By the way, we’ll be giving another test in November. If you don’t see anything about it in the papers, just write me, Sargent Shriver, Peace Corps, Washington 25, DC and I’ll see that you are informed of the date and place near you where the test will be given.

While you’re in the Peace Corps, you’ll be paid a modest allowence, --- enough for you to rent clean living quarters and buy wholesome food but not enough for any luxury living. We’ll also put aside $75 a month for you back here, so that you won’t be flat broke when you come home.

A lot of folks have the idea that the Peace Corps is only for young people. This is not true. If you have the right qualifications and your health is good, you can be anything from 18 on up. In fact we have a married couple, who are 57 and 54. They rented their farm in Ohio, joined the Peace Corps and are now in the Philippines. That couple, by the way, not only has the right spirit, they have the right name too—Mr. and Mrs. John Kennedy of Oberlin, Ohio.

What kind of skills does the Peace Corps want? The list is long, but to name a few we want farmers, teachers, nurses, carpenters, bricklayers and mechanics. As farmers you’ll be interested to know that the need for mechanics springs largely from the need for skilled people maintain farm machinery, which in many underdeveloped countries becomes useless once it first breaks down simply because there are not enough trained mechanics to maintain it.

You may want to know just what kind of farming experience we want. Well the answer is any kind of farming experience that help these underdeveloped countries increase- the quantity and quality of their crops and farm animals.
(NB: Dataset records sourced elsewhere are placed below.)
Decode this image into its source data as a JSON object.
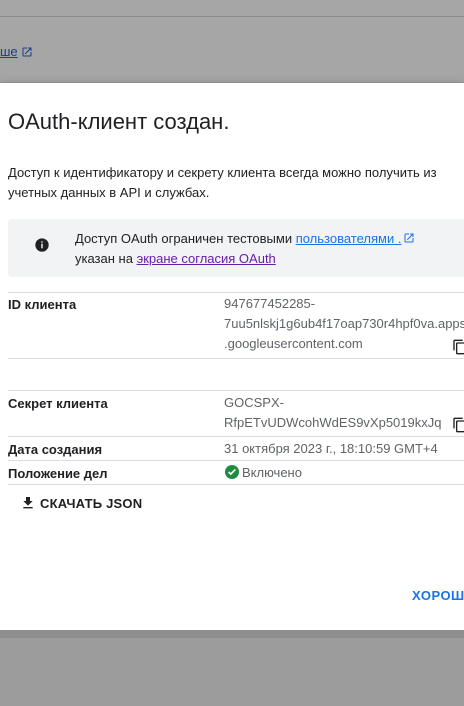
{
  "backdrop": {
    "link_text": "ше"
  },
  "dialog": {
    "title": "OAuth-клиент создан.",
    "description": "Доступ к идентификатору и секрету клиента всегда можно получить из учетных данных в API и службах.",
    "notice": {
      "text_before": "Доступ OAuth ограничен тестовыми ",
      "link_users": "пользователями .",
      "text_middle": "указан на ",
      "link_consent": "экране согласия OAuth"
    },
    "fields": {
      "client_id_label": "ID клиента",
      "client_id_line1": "947677452285-",
      "client_id_line2": "7uu5nlskj1g6ub4f17oap730r4hpf0va.apps",
      "client_id_line3": ".googleusercontent.com",
      "secret_label": "Секрет клиента",
      "secret_line1": "GOCSPX-",
      "secret_line2": "RfpETvUDWcohWdES9vXp5019kxJq",
      "created_label": "Дата создания",
      "created_value": "31 октября 2023 г., 18:10:59 GMT+4",
      "status_label": "Положение дел",
      "status_value": "Включено"
    },
    "download_label": "СКАЧАТЬ JSON",
    "ok_label": "ХОРОШО"
  },
  "colors": {
    "accent": "#1a73e8",
    "visited_link": "#681da8",
    "success": "#1e8e3e",
    "scrim": "#999999"
  },
  "icons": {
    "notice": "info-icon",
    "copy": "copy-icon",
    "external": "external-link-icon",
    "download": "download-icon",
    "status": "check-circle-icon"
  }
}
You will be teaching people by doing. I can explain what I mean by telling you about three Japanese who came to India to help increase the rice crop. These Japanese talked to the Indians and told them how to quadruple their rice productions. But the Indians simply would not pay any attention to advice. Then the three Japanese rented a farm and put their advice into practice. When the Indians actually saw they could produce four times as much rice, they began to lineup to talk to the Japanese and the farm has averaged 38 visitors a day for the past year.

You know, I believe American farmers probably understand the basis of the Peace Corps better than anyone else. Rural life in this country has always been dependent on the spirit of helping your neighbor. Now that science has shrunk the globe, we are simply extending that principle to helping our needy neighbors throughout the world.

Our Volunteers go abroad to give that help ---- to make friends for themselves and for America – they go to learn so that, as they come back, we will have more and more people in this country who understand the problems of other nations.

Many will think the Peace Corps will fail. Of Course, the Communists hope we will fail. But even some friends of America wonder if we will succeed.

The Primer Minister of one Asian country asked me if I really thought Americans were tough enough to endure the hardships of life in the underdeveloped countries. He pointed out that Red China could send people who were highly disciplined and who had become accustomed to hardship through a lifetime of it.

I can now answer him for the people we have sent out thus far. They are tough. They are good, and they’re going of their own free will -- so at the present time we’re doing okay.

But what about the future? Do these first groups represent all the people in America who are willing to accept the challenge of the Peace Corps? Or will the people of this country continue, to respond month after month, and year after year? You and people like you all over America know the answer.

Peace requires the simple but powerful recognition that what we have in common as human beings is more important and crucial than what divides us.